Setup an HPA (Horizontal Pod AutoScaler)
The Horizontal Pod Autoscaler automatically scales the number of pods in a replication controller, deployment, replica set or stateful set based on observed CPU utilization (or, with custom metrics support, on some other application-provided metrics).
In prior examples we've created deployments that allow us to push container images out with a value set in Replicas
that determine how many copies of a replica you want running. But in the real world things are not always black and white. Sometimes you'll want to start a deployment with the same number of replica's as you have data-center zones, so that you have fault tolerance in case of a zone outage at your cloud or on-prem data-center provider. But the promise of kubernetes (k8s) is that it manages the tedious things that you don't have the time or money to invest in.

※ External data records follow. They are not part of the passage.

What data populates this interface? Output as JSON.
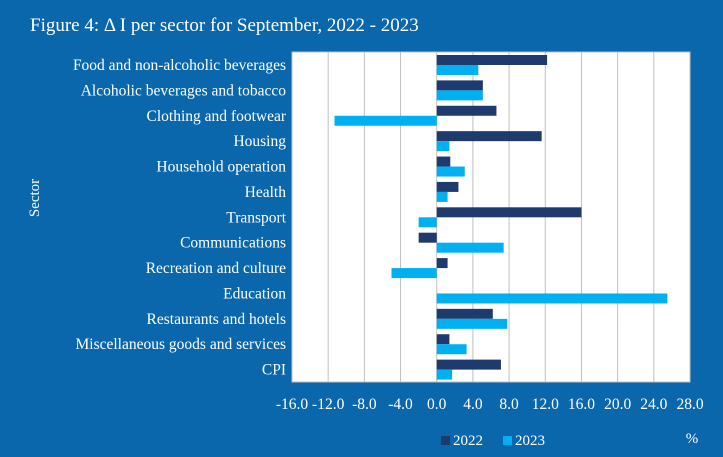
{
  "chart_data": {
    "type": "bar",
    "orientation": "horizontal",
    "title": "Figure  4: Δ I per sector for September, 2022 - 2023",
    "ylabel": "Sector",
    "xlabel": "%",
    "xlim": [
      -16.0,
      28.0
    ],
    "xticks": [
      "-16.0",
      "-12.0",
      "-8.0",
      "-4.0",
      "0.0",
      "4.0",
      "8.0",
      "12.0",
      "16.0",
      "20.0",
      "24.0",
      "28.0"
    ],
    "xtick_values": [
      -16,
      -12,
      -8,
      -4,
      0,
      4,
      8,
      12,
      16,
      20,
      24,
      28
    ],
    "grid": true,
    "legend_position": "bottom",
    "categories": [
      "Food and non-alcoholic beverages",
      "Alcoholic beverages and tobacco",
      "Clothing and footwear",
      "Housing",
      "Household operation",
      "Health",
      "Transport",
      "Communications",
      "Recreation and culture",
      "Education",
      "Restaurants and hotels",
      "Miscellaneous goods and services",
      "CPI"
    ],
    "series": [
      {
        "name": "2022",
        "color": "#1f3b6e",
        "values": [
          12.2,
          5.1,
          6.6,
          11.6,
          1.5,
          2.4,
          16.0,
          -2.0,
          1.2,
          0.0,
          6.2,
          1.4,
          7.1
        ]
      },
      {
        "name": "2023",
        "color": "#00b0f0",
        "values": [
          4.6,
          5.1,
          -11.3,
          1.4,
          3.1,
          1.2,
          -2.0,
          7.4,
          -5.0,
          25.5,
          7.8,
          3.3,
          1.7
        ]
      }
    ]
  }
}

One of the neat things you can do with a deployment set is to create an HPA (Horizontal Pod AutoScaler) this will allow you to set rules for when a deployment scales up or down it's number of nodes.

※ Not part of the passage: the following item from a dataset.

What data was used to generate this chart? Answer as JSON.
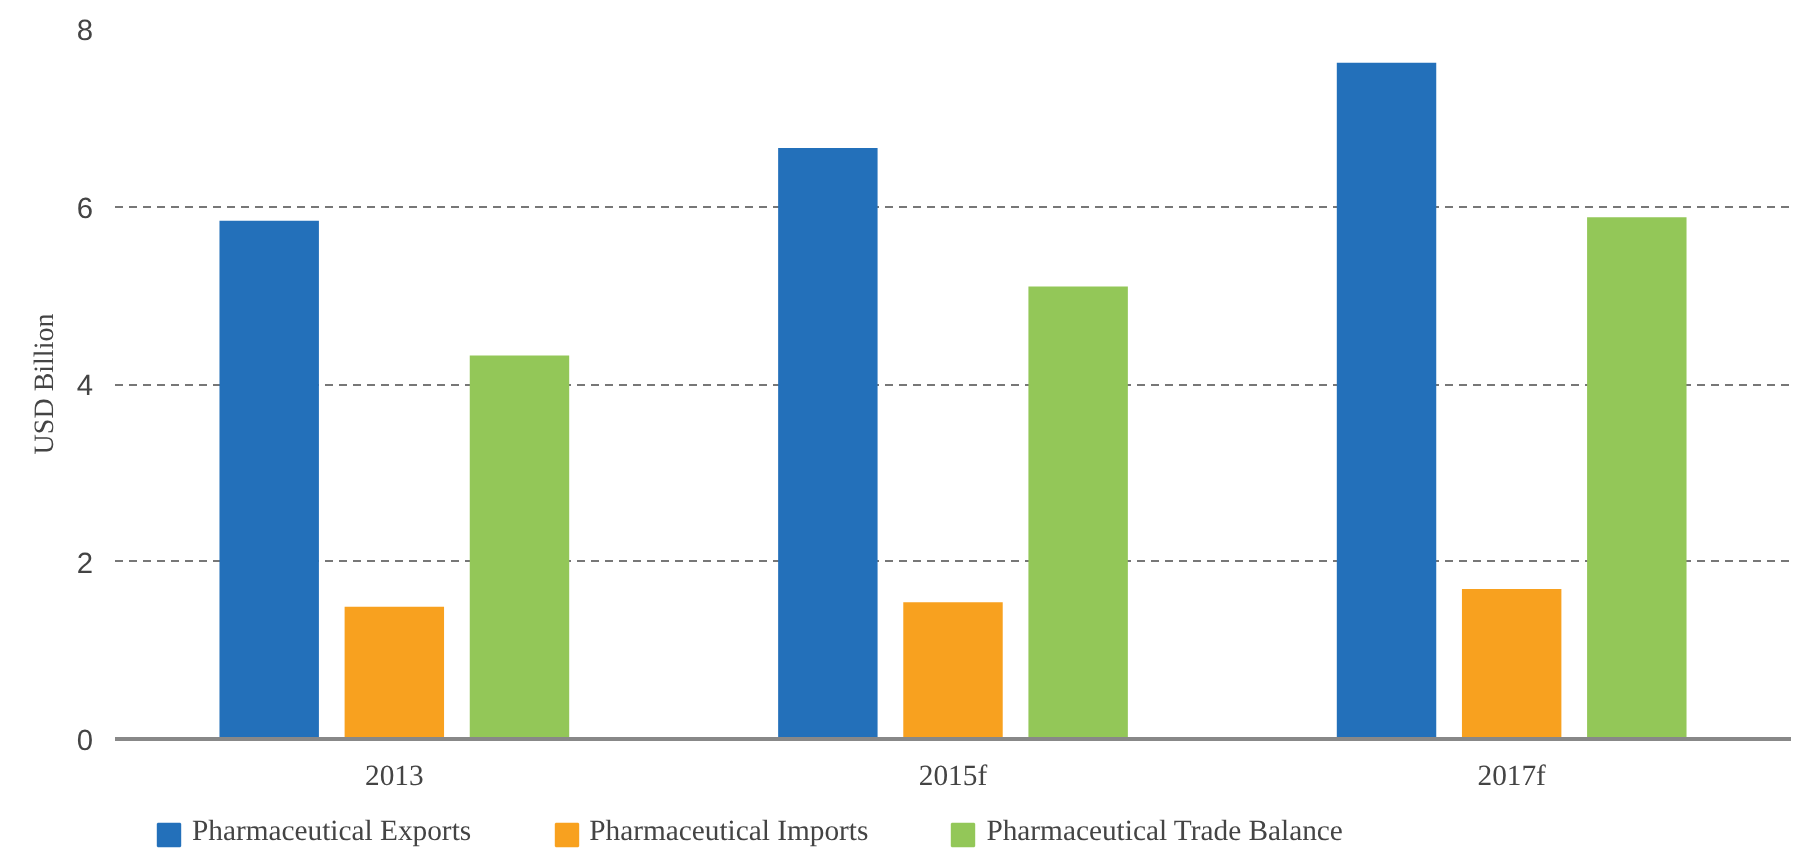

Lets create an autoscaler for our hello-minikube
deployment
PS ...\kubernetes\kubernetesTraining> kubectl autoscale deployment/hello-minikube --min=3 --max=10 horizontalpodautoscaler.autoscaling/hello-minikube autoscaled
Now we're created an HPA, lets make sure it created properly
PS ...\kubernetes\kubernetesTraining> kubectl get hpa NAME REFERENCE TARGETS MINPODS MAXPODS REPLICAS AGE
hello-minikube Deployment/hello-minikube <unknown>/1% 3 10 3 22s
We didn't pass in a --cpu-percent
value so kubernetes (k8s) is going to try to automatically manage scaling based on it's internal defaults. Read about those more here.
Now we have the basics of how to create a HPA so we can make sure our deployments and workloads scale as needed w/o any human intervention.